WPP has admitted that giving its 130,000 staff relatively modest salary increases and bonuses and focusing on profit margin, rather than revenue growth, may have contributed to its financial woes in recent years.
Paul Richardson, the group finance director, told shareholders at the annual general meeting that he believed the world’s biggest agency group by staff numbers had not been "sensible" by holding salaries and bonuses "tight" to inflation.
Average pay per head at WPP was an estimated £51,800, including bonus and benefits, last year. Base salary was increased on average by 1.2% in 2018, 1.8% in 2017 and 1.5% in 2016, according to the annual report.
Richardson said: "We have for a number of years achieved good [profit] margin performance but at the sacrifice, in part, to incentives and holding salaries fairly tight to inflation. I think ultimately that probably wasn’t a sensible financial decision."
That was a tacit acknowledgement that the company’s finances began to suffer towards the end of former chief executive Sir Martin Sorrell’s tenure, which ended abruptly in April 2018.
WPP’s revenues have declined every year since 2017, partly because of some big account losses, and net debt hit reached £5bn last year, while the company’s stock market valuation halved to £12bn.
"We have adjusted the cost base [because of the account losses] but probably have to recognise now that the business running at a 17% margin is not likely to be the long-term margin that we’re striving to achieve [in future]," Richardson said in response to a shareholder’s question about why margin was in decline.
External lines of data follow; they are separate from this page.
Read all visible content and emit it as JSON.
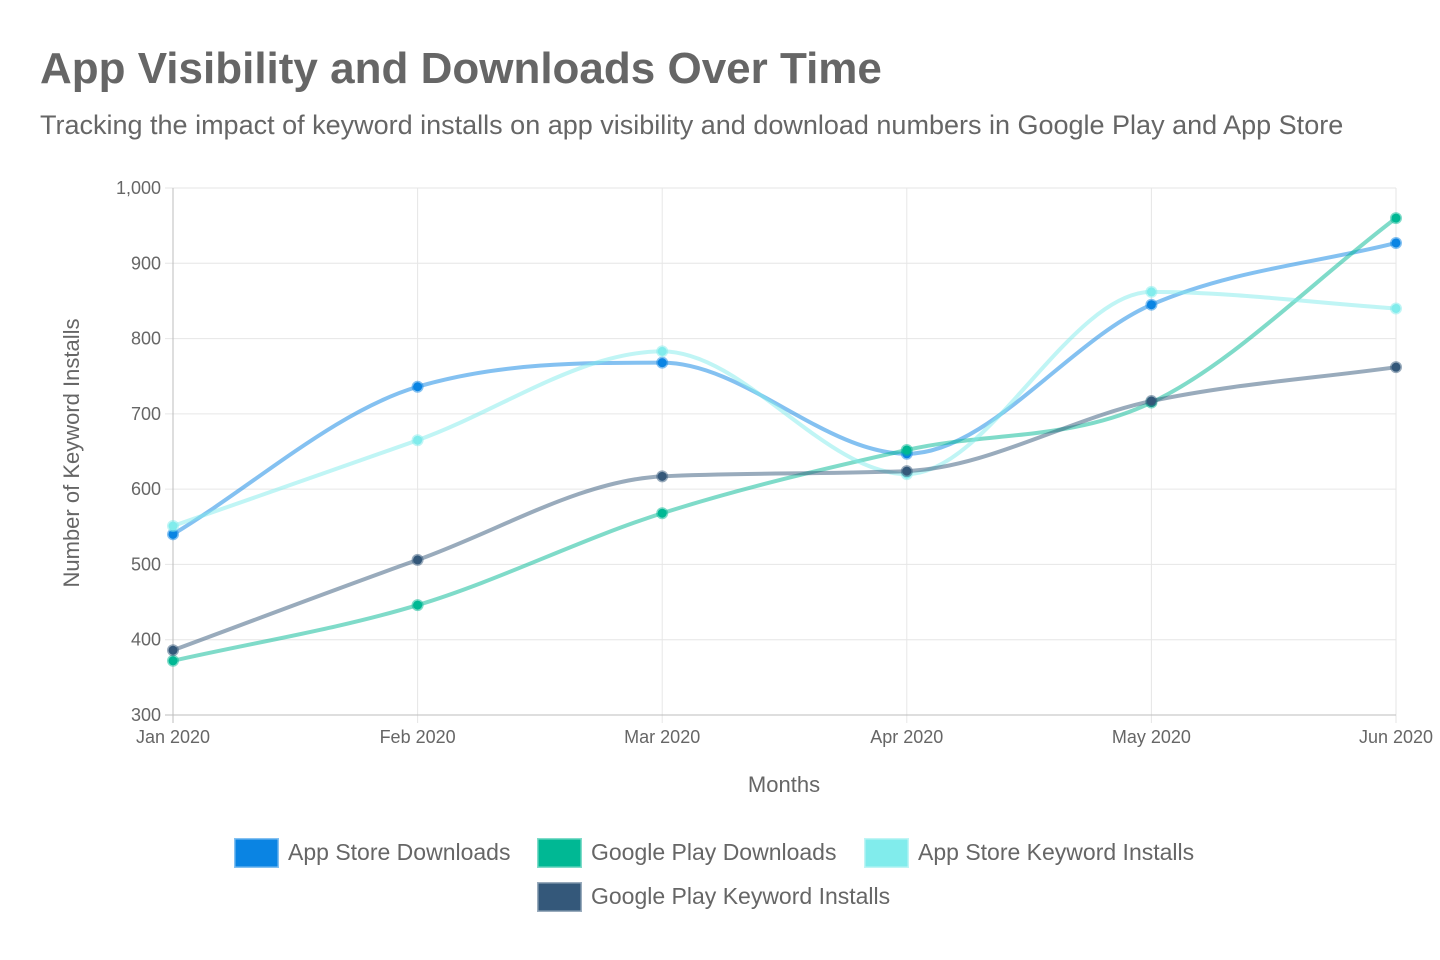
{
  "title": "App Visibility and Downloads Over Time",
  "subtitle": "Tracking the impact of keyword installs on app visibility and download numbers in Google Play and App Store",
  "chart_data": {
    "type": "line",
    "title": "App Visibility and Downloads Over Time",
    "subtitle": "Tracking the impact of keyword installs on app visibility and download numbers in Google Play and App Store",
    "xlabel": "Months",
    "ylabel": "Number of Keyword Installs",
    "categories": [
      "Jan 2020",
      "Feb 2020",
      "Mar 2020",
      "Apr 2020",
      "May 2020",
      "Jun 2020"
    ],
    "ylim": [
      300,
      1000
    ],
    "yticks": [
      "300",
      "400",
      "500",
      "600",
      "700",
      "800",
      "900",
      "1,000"
    ],
    "grid": true,
    "legend_position": "bottom",
    "series": [
      {
        "name": "App Store Downloads",
        "color": "#0A84E3",
        "values": [
          540,
          736,
          768,
          647,
          845,
          927
        ]
      },
      {
        "name": "Google Play Downloads",
        "color": "#00B894",
        "values": [
          372,
          446,
          568,
          652,
          715,
          960
        ]
      },
      {
        "name": "App Store Keyword Installs",
        "color": "#81ECEC",
        "values": [
          551,
          665,
          783,
          620,
          862,
          840
        ]
      },
      {
        "name": "Google Play Keyword Installs",
        "color": "#34587A",
        "values": [
          386,
          506,
          617,
          624,
          717,
          762
        ]
      }
    ]
  }
}
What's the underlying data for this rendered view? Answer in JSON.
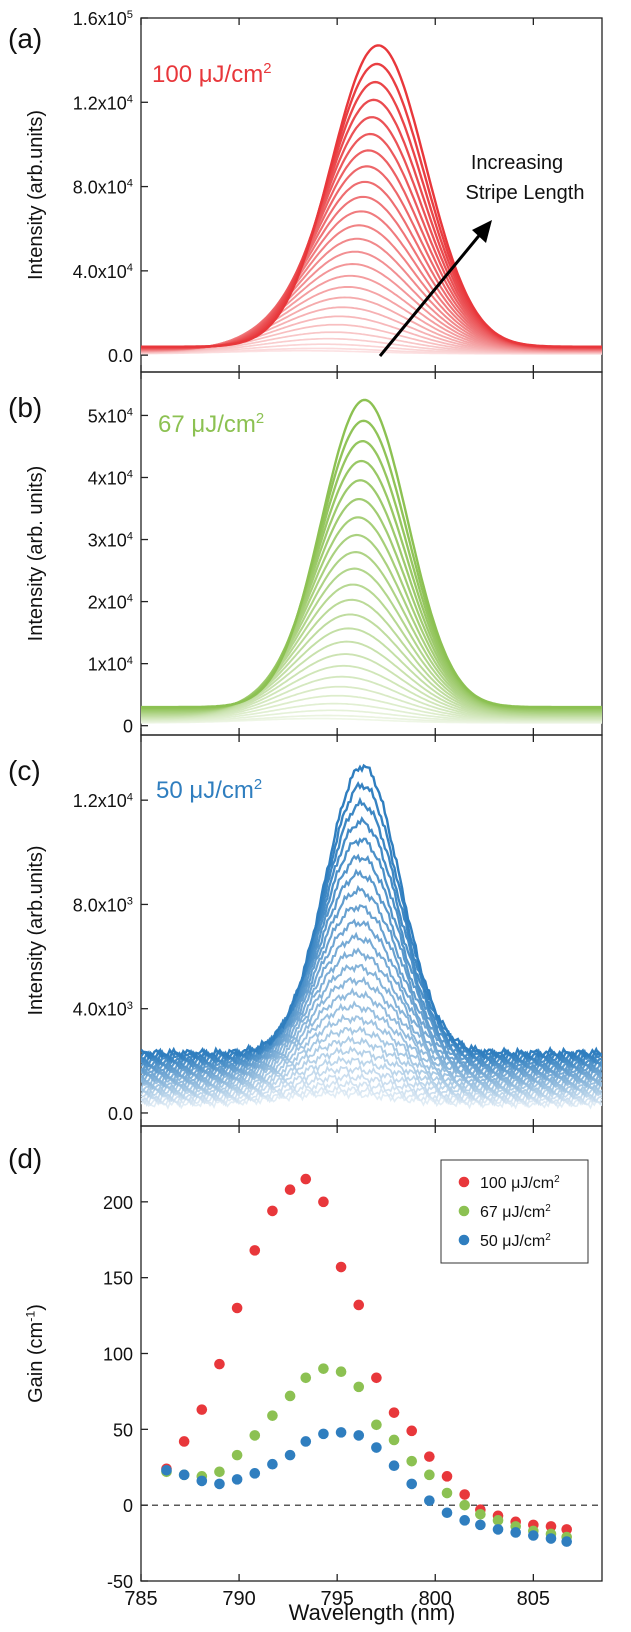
{
  "figure": {
    "xlabel": "Wavelength (nm)",
    "x_ticks": [
      "785",
      "790",
      "795",
      "800",
      "805"
    ]
  },
  "chart_data": [
    {
      "type": "line",
      "panel": "(a)",
      "label": "100 μJ/cm",
      "label_sup": "2",
      "color": "#e8373b",
      "ylabel": "Intensity (arb.units)",
      "xlim": [
        785,
        808.5
      ],
      "ylim": [
        -8000,
        160000
      ],
      "y_ticks": [
        {
          "v": 0,
          "t": "0.0"
        },
        {
          "v": 40000,
          "t": "4.0x10",
          "e": "4"
        },
        {
          "v": 80000,
          "t": "8.0x10",
          "e": "4"
        },
        {
          "v": 120000,
          "t": "1.2x10",
          "e": "4"
        },
        {
          "v": 160000,
          "t": "1.6x10",
          "e": "5"
        }
      ],
      "family": {
        "count": 26,
        "peak_start": 793.2,
        "peak_end": 797.1,
        "amp_min": 1500,
        "amp_max": 143000,
        "baseline": 4000,
        "sigma": 2.4,
        "noise": 0
      },
      "annotation": "Increasing Stripe Length"
    },
    {
      "type": "line",
      "panel": "(b)",
      "label": "67 μJ/cm",
      "label_sup": "2",
      "color": "#8cc152",
      "ylabel": "Intensity (arb. units)",
      "xlim": [
        785,
        808.5
      ],
      "ylim": [
        -1500,
        57000
      ],
      "y_ticks": [
        {
          "v": 0,
          "t": "0"
        },
        {
          "v": 10000,
          "t": "1x10",
          "e": "4"
        },
        {
          "v": 20000,
          "t": "2x10",
          "e": "4"
        },
        {
          "v": 30000,
          "t": "3x10",
          "e": "4"
        },
        {
          "v": 40000,
          "t": "4x10",
          "e": "4"
        },
        {
          "v": 50000,
          "t": "5x10",
          "e": "4"
        }
      ],
      "family": {
        "count": 24,
        "peak_start": 794.0,
        "peak_end": 796.4,
        "amp_min": 700,
        "amp_max": 49500,
        "baseline": 3000,
        "sigma": 2.2,
        "noise": 0
      },
      "annotation": ""
    },
    {
      "type": "line",
      "panel": "(c)",
      "label": "50 μJ/cm",
      "label_sup": "2",
      "color": "#2f7ebf",
      "ylabel": "Intensity (arb.units)",
      "xlim": [
        785,
        808.5
      ],
      "ylim": [
        -500,
        14500
      ],
      "y_ticks": [
        {
          "v": 0,
          "t": "0.0"
        },
        {
          "v": 4000,
          "t": "4.0x10",
          "e": "3"
        },
        {
          "v": 8000,
          "t": "8.0x10",
          "e": "3"
        },
        {
          "v": 12000,
          "t": "1.2x10",
          "e": "4"
        }
      ],
      "family": {
        "count": 26,
        "peak_start": 795.0,
        "peak_end": 796.3,
        "amp_min": 400,
        "amp_max": 11000,
        "baseline": 2300,
        "sigma": 1.9,
        "noise": 160
      },
      "annotation": ""
    },
    {
      "type": "scatter",
      "panel": "(d)",
      "ylabel": "Gain (cm",
      "ylabel_sup": "-1",
      "ylabel_end": ")",
      "xlim": [
        785,
        808.5
      ],
      "ylim": [
        -50,
        250
      ],
      "y_ticks": [
        {
          "v": -50,
          "t": "-50"
        },
        {
          "v": 0,
          "t": "0"
        },
        {
          "v": 50,
          "t": "50"
        },
        {
          "v": 100,
          "t": "100"
        },
        {
          "v": 150,
          "t": "150"
        },
        {
          "v": 200,
          "t": "200"
        }
      ],
      "zero_line": true,
      "series": [
        {
          "name": "100 μJ/cm",
          "sup": "2",
          "color": "#e8373b",
          "x": [
            786.3,
            787.2,
            788.1,
            789.0,
            789.9,
            790.8,
            791.7,
            792.6,
            793.4,
            794.3,
            795.2,
            796.1,
            797.0,
            797.9,
            798.8,
            799.7,
            800.6,
            801.5,
            802.3,
            803.2,
            804.1,
            805.0,
            805.9,
            806.7
          ],
          "y": [
            24,
            42,
            63,
            93,
            130,
            168,
            194,
            208,
            215,
            200,
            157,
            132,
            84,
            61,
            49,
            32,
            19,
            7,
            -3,
            -7,
            -11,
            -13,
            -14,
            -16
          ]
        },
        {
          "name": "67   μJ/cm",
          "sup": "2",
          "color": "#8cc152",
          "x": [
            786.3,
            787.2,
            788.1,
            789.0,
            789.9,
            790.8,
            791.7,
            792.6,
            793.4,
            794.3,
            795.2,
            796.1,
            797.0,
            797.9,
            798.8,
            799.7,
            800.6,
            801.5,
            802.3,
            803.2,
            804.1,
            805.0,
            805.9,
            806.7
          ],
          "y": [
            22,
            20,
            19,
            22,
            33,
            46,
            59,
            72,
            84,
            90,
            88,
            78,
            53,
            43,
            29,
            20,
            8,
            0,
            -6,
            -10,
            -14,
            -17,
            -19,
            -21
          ]
        },
        {
          "name": "50   μJ/cm",
          "sup": "2",
          "color": "#2f7ebf",
          "x": [
            786.3,
            787.2,
            788.1,
            789.0,
            789.9,
            790.8,
            791.7,
            792.6,
            793.4,
            794.3,
            795.2,
            796.1,
            797.0,
            797.9,
            798.8,
            799.7,
            800.6,
            801.5,
            802.3,
            803.2,
            804.1,
            805.0,
            805.9,
            806.7
          ],
          "y": [
            23,
            20,
            16,
            14,
            17,
            21,
            27,
            33,
            42,
            47,
            48,
            46,
            38,
            26,
            14,
            3,
            -5,
            -10,
            -13,
            -16,
            -18,
            -20,
            -22,
            -24
          ]
        }
      ]
    }
  ]
}
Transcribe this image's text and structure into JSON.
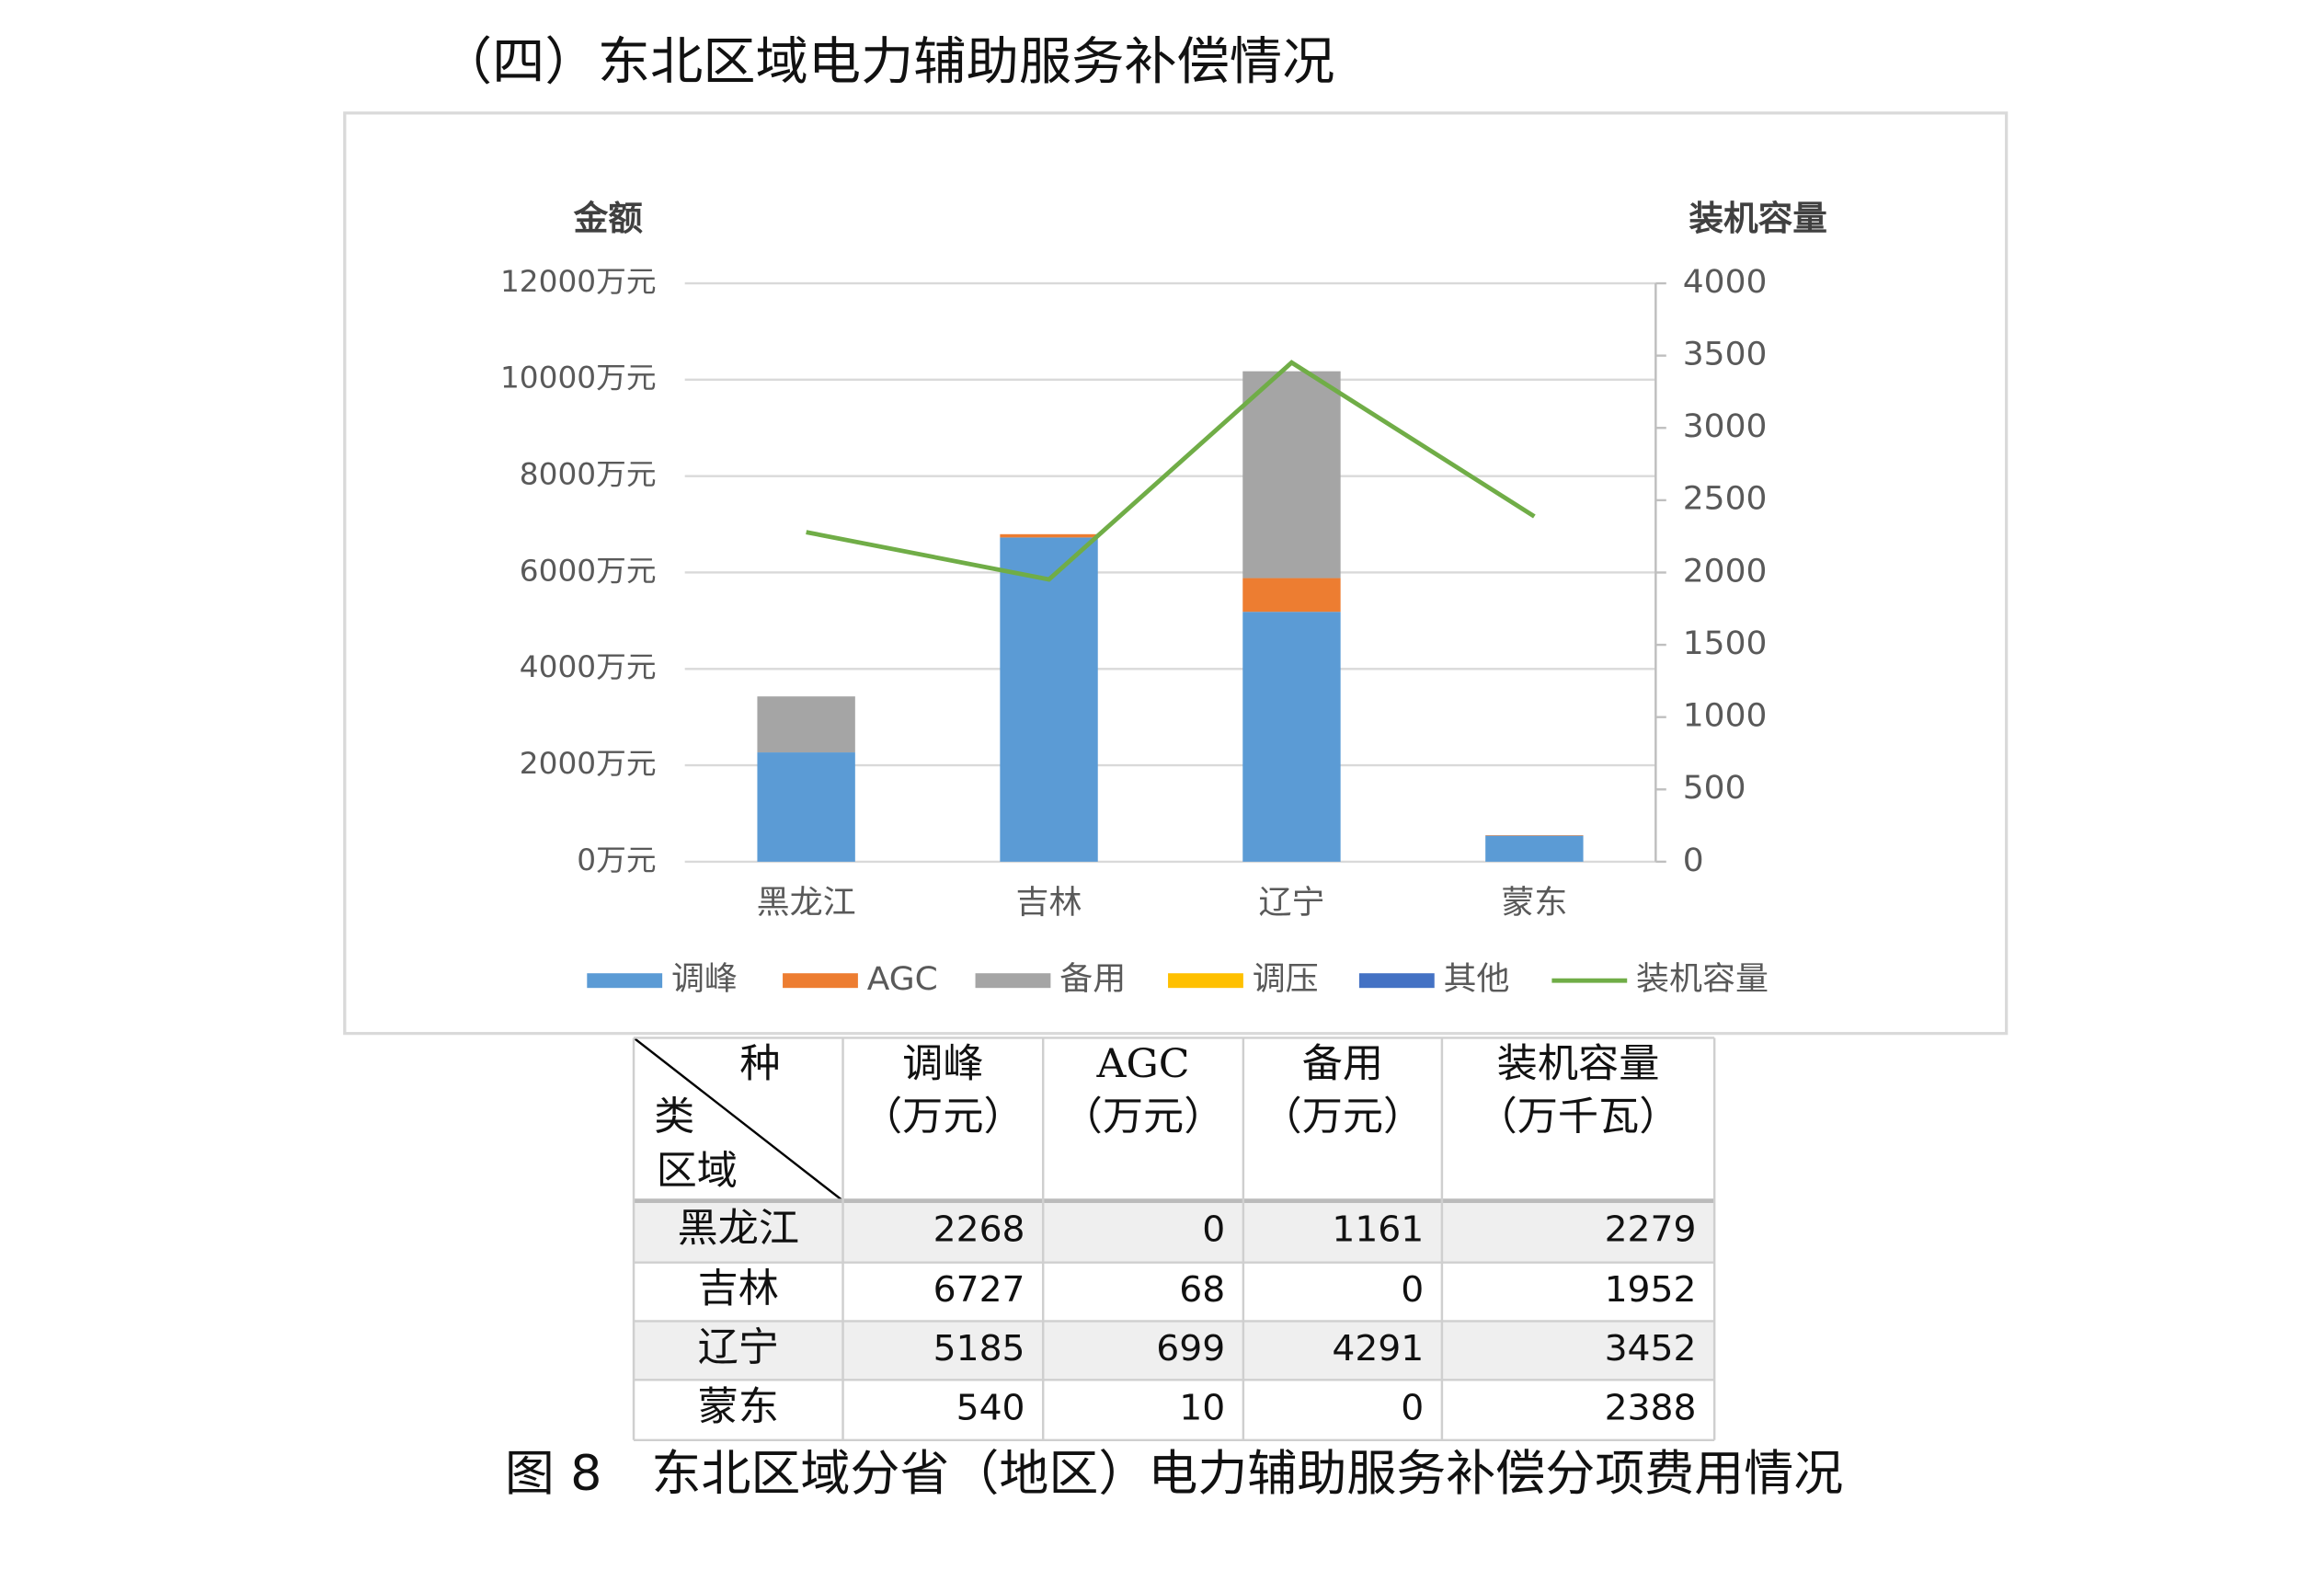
{
  "heading": "（四）东北区域电力辅助服务补偿情况",
  "chart_data": {
    "type": "stacked-bar-line",
    "y_title": "金额",
    "y2_title": "装机容量",
    "categories": [
      "黑龙江",
      "吉林",
      "辽宁",
      "蒙东"
    ],
    "series": [
      {
        "name": "调峰",
        "color": "#5b9bd5",
        "values": [
          2268,
          6727,
          5185,
          540
        ]
      },
      {
        "name": "AGC",
        "color": "#ed7d31",
        "values": [
          0,
          68,
          699,
          10
        ]
      },
      {
        "name": "备用",
        "color": "#a5a5a5",
        "values": [
          1161,
          0,
          4291,
          0
        ]
      },
      {
        "name": "调压",
        "color": "#ffc000",
        "values": [
          0,
          0,
          0,
          0
        ]
      },
      {
        "name": "其他",
        "color": "#4472c4",
        "values": [
          0,
          0,
          0,
          0
        ]
      },
      {
        "name": "装机容量",
        "color": "#70ad47",
        "axis": "y2",
        "values": [
          2279,
          1952,
          3452,
          2388
        ]
      }
    ],
    "ylim": [
      0,
      12000
    ],
    "yticks": [
      {
        "value": 0,
        "label": "0万元"
      },
      {
        "value": 2000,
        "label": "2000万元"
      },
      {
        "value": 4000,
        "label": "4000万元"
      },
      {
        "value": 6000,
        "label": "6000万元"
      },
      {
        "value": 8000,
        "label": "8000万元"
      },
      {
        "value": 10000,
        "label": "10000万元"
      },
      {
        "value": 12000,
        "label": "12000万元"
      }
    ],
    "y2lim": [
      0,
      4000
    ],
    "y2ticks": [
      0,
      500,
      1000,
      1500,
      2000,
      2500,
      3000,
      3500,
      4000
    ],
    "grid": true,
    "legend": "bottom"
  },
  "table": {
    "corner": [
      "种",
      "类",
      "区域"
    ],
    "columns": [
      [
        "调峰",
        "（万元）"
      ],
      [
        "AGC",
        "（万元）"
      ],
      [
        "备用",
        "（万元）"
      ],
      [
        "装机容量",
        "（万千瓦）"
      ]
    ],
    "rows": [
      [
        "黑龙江",
        2268,
        0,
        1161,
        2279
      ],
      [
        "吉林",
        6727,
        68,
        0,
        1952
      ],
      [
        "辽宁",
        5185,
        699,
        4291,
        3452
      ],
      [
        "蒙东",
        540,
        10,
        0,
        2388
      ]
    ]
  },
  "caption": "图 8　东北区域分省（地区）电力辅助服务补偿分项费用情况"
}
WPP’s new management felt "we would not try to hold an unsustainable margin, in our opinion, but [instead] devote all our resource and energy to returning the top line to growth," he explained.
Margin has dropped from 17.4% in 2016 to 17.2% in 2017 and 16% in 2018 and is set to hit about 15% this year.
Richardson said a 15% margin after incentives had been paid out and 18% before incentives was a more realistic "medium-term" ambition – a target that Mark Read, Sorrell’s successor, first outlined last year.
That is why the company has changed its incentive scheme to put more emphasis on revenue growth as well as profit and is willing to set aside as much as £100m in additional incentives to motivate staff, Richardson said.
"Once we return our business to growth, our share price should improve significantly," he added, acknowledging the halving in WPP’s value between 2017 and 2019 had been "disappointing".
A source close to WPP pointed out average pay per head of £51,800 was a global figure that varied widely in different markets.
The source added that Richardson’s comment about holding salaries and incentives tight to inflation was more about delaying pay increases for six months or until the next financial year – rather than the "quantum" or size of any pay increase not being large enough.
Sorrell was famously one of Britain’s best-paid bosses and his annual pay peaked at £70m in 2016 as profits soared and he collected huge long-term share awards, even though his base salary stayed flat for years at £1.15m.
WPP subsequently reduced the size of the potential bonus package for its chief executive.
Read, who earns a base salary of £975,000, has made investing in talent a priority and has recruited Jacqui Canney from Walmart to be global chief people officer.
Richardson, a longstanding Sorrell lieutenant, is stepping down after 23 years in charge of WPP’s finances.